老少不定の世に聞く

私たちは、日々の忙しさの中で、つい「いのち」には限りがあるという事実を忘れがちです。そして、無意識のうちに、「若い人はまだ先があり、年老いた人から順に世を去っていくものだ」というような、漠然とした思い込みを持ってはいないでしょうか。しかし、現実は必ずしもそうではありません。

「当たり前」という思い込み

普段、お坊さんとしてご法事やお通夜の席で、「老少不定(ろうしょうふじょう)と申しまして、年配者よりも先に若い方が亡くなることもあります。いつ誰がどうなるか分からない、それがこの世の中のありのままの姿ですよ」と、皆様にお話しさせていただいているにも関わらず、この私自身が一番、「老いたる者が先に亡くなり、若い者が後に残るものだ」という固定観念に、深く囚われていたのかもしれない、と気づかされる出来事がありました。

その時、インターネットのツイッターに投稿されたある方の言葉が、大変に心に沁み入りました。

「ほんとにいなくなってしまう人は、いちばんいなくなってしまいそうな人とは、限らないのだ」

別れを通して教えられること(和泉式部のうた)

年若い方が先に亡くなることを「逆縁(ぎゃくえん)」と言ったりしますが、その辛い別れを通して、亡き方を、私を仏道に導いてくださる「善知識(ぜんちしき)」として仰いでいく、という受け止め方もあります。

平安時代の優れた歌人であった和泉式部(いずみしきぶ)は、一人娘に先立たれた時、その深い悲しみと、亡き子への断ち切れない思いをこのように詠んでいます。

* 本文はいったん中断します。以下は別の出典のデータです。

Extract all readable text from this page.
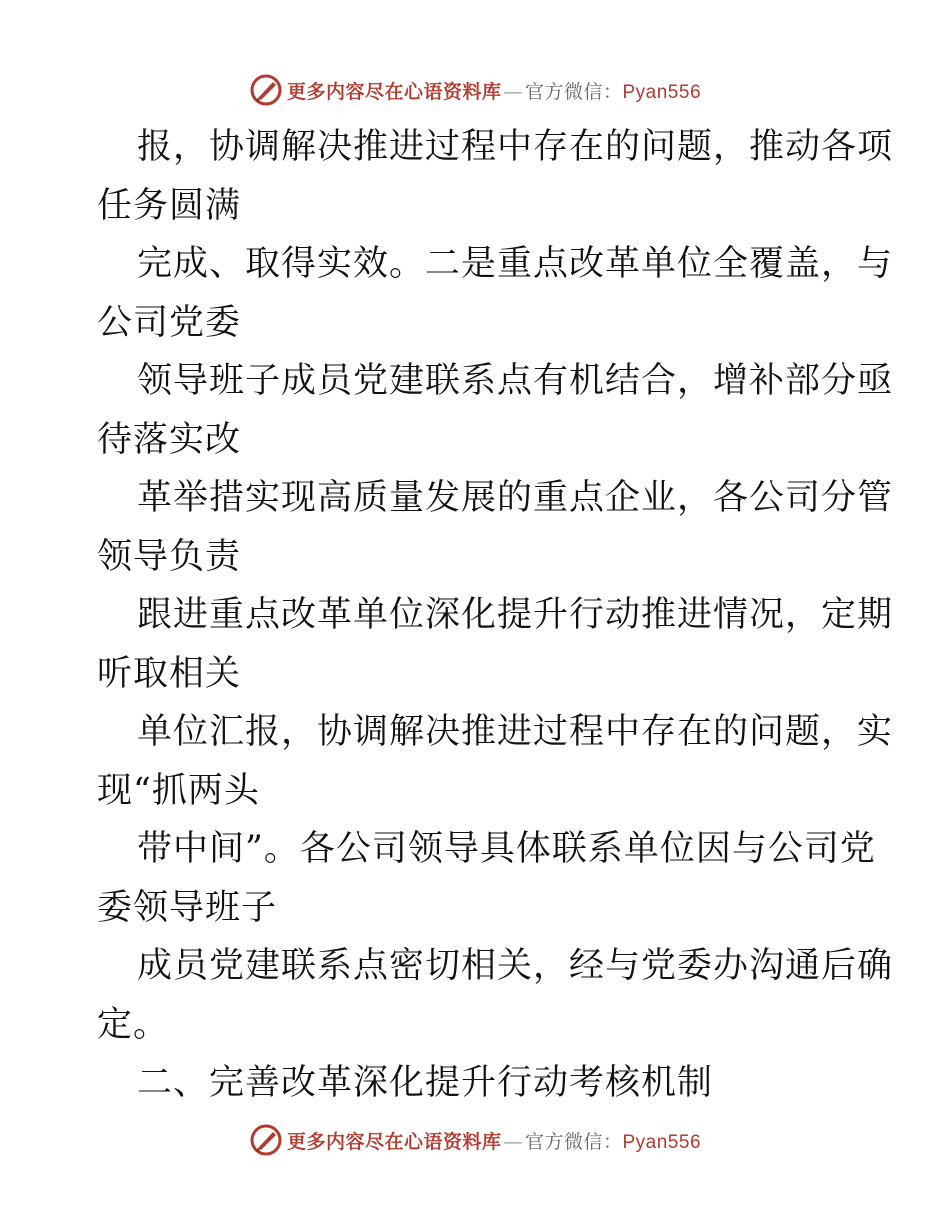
更多内容尽在心语资料库 — 官方微信： Pyan556
报，协调解决推进过程中存在的问题，推动各项
任务圆满
完成、取得实效。二是重点改革单位全覆盖，与
公司党委
领导班子成员党建联系点有机结合，增补部分亟
待落实改
革举措实现高质量发展的重点企业，各公司分管
领导负责
跟进重点改革单位深化提升行动推进情况，定期
听取相关
单位汇报，协调解决推进过程中存在的问题，实
现“抓两头
带中间”。各公司领导具体联系单位因与公司党
委领导班子
成员党建联系点密切相关，经与党委办沟通后确
定。
二、完善改革深化提升行动考核机制
更多内容尽在心语资料库 — 官方微信： Pyan556
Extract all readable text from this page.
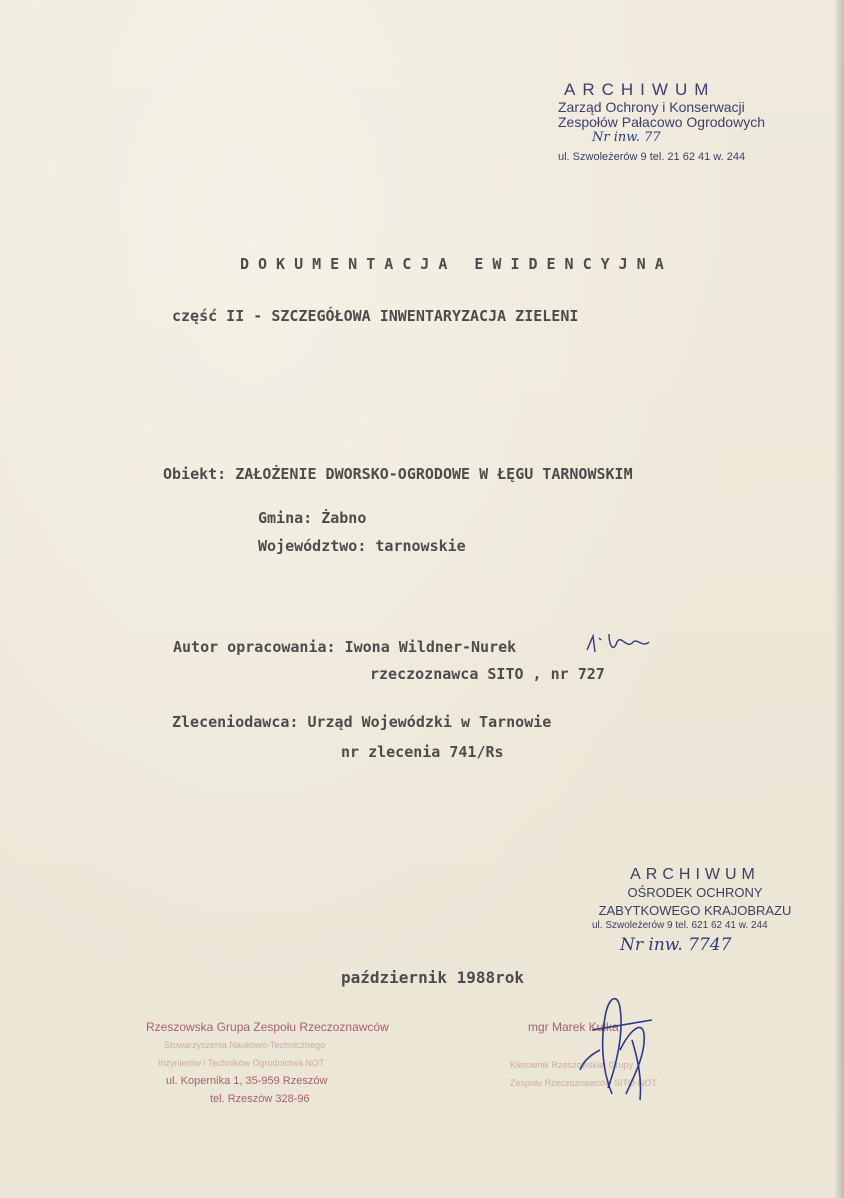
ARCHIWUM
Zarząd Ochrony i Konserwacji
Zespołów Pałacowo Ogrodowych
Nr inw. 77
ul. Szwoleżerów 9 tel. 21 62 41 w. 244
DOKUMENTACJA EWIDENCYJNA
część II - SZCZEGÓŁOWA INWENTARYZACJA ZIELENI
Obiekt: ZAŁOŻENIE DWORSKO-OGRODOWE W ŁĘGU TARNOWSKIM
Gmina: Żabno
Województwo: tarnowskie
Autor opracowania: Iwona Wildner-Nurek
rzeczoznawca SITO , nr 727
Zleceniodawca: Urząd Wojewódzki w Tarnowie
nr zlecenia 741/Rs
ARCHIWUM
OŚRODEK OCHRONY
ZABYTKOWEGO KRAJOBRAZU
ul. Szwoleżerów 9 tel. 621 62 41 w. 244
Nr inw. 7747
październik 1988rok
Rzeszowska Grupa Zespołu Rzeczoznawców
Stowarzyszenia Naukowo-Technicznego
Inżynierów i Techników Ogrodnictwa NOT
ul. Kopernika 1, 35-959 Rzeszów
tel. Rzeszów 328-96
mgr Marek Kulka
Kierownik Rzeszowskiej Grupy
Zespołu Rzeczoznawców SITO-NOT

その心を「子は死して たどりゆくらん死出の道 道知れずとて帰りこよかし(大意:我が子は死んで、今頃あの世への道(死出の道)を辿っているのだろうか。もし道が分からずに迷っているのなら、どうか私の元に帰ってきておくれ)」と詠んでいます。

最愛の我が子を失った悲しみは、計り知れないものであったでしょう。しかし、その和泉式部が後に仏様の教えに出遇い、死という厳しい現実を受け入れていった時、再びこのように詠みました。

その時に詠んだのが「仮に来て 親にはかなき世を知れと 教えて帰る 子は菩薩なり(大意:子どもはこの世に仮の姿でやって来て、親である私に、この世の儚さという真実を教え、そして(本来の世界へ)帰っていったのだ。我が子は私を導いてくださる菩薩様であったのだ)」という歌です。

阿弥陀さまに抱かれて(仏事のご縁)

自分の子どもや、あるいは若くして亡くなった方の死という、逃れ難い、厳しい現実。それを、ただ悲しい出来事として終わらせるのではなく、この私を目覚めさせるための尊い仏さま(菩薩)のご縁であったと受け入れていくことができるのはなぜでしょうか。

それは、私たちのいのち、その喜びも悲しみも、すべてを丸ごと抱きとって、決して見捨てることなく、「必ず仏に仕上げる」と願い、はたらき続けてくださる、阿弥陀如来さまという仏さまが、いつもこの私と共にいて下さるからであります。

そして、その阿弥陀如来さまとの確かな出遇いの場として用意されているのが、お通夜やご葬儀、そして年回法要といった、私たちがお勤めする様々な「仏事」ではないでしょうか。仏事は、亡き人を偲ぶと共に、阿弥陀さまの限りない慈悲に触れさせていただき、この私の生き方自身を見つめ直す、かけがえのないご縁なのです。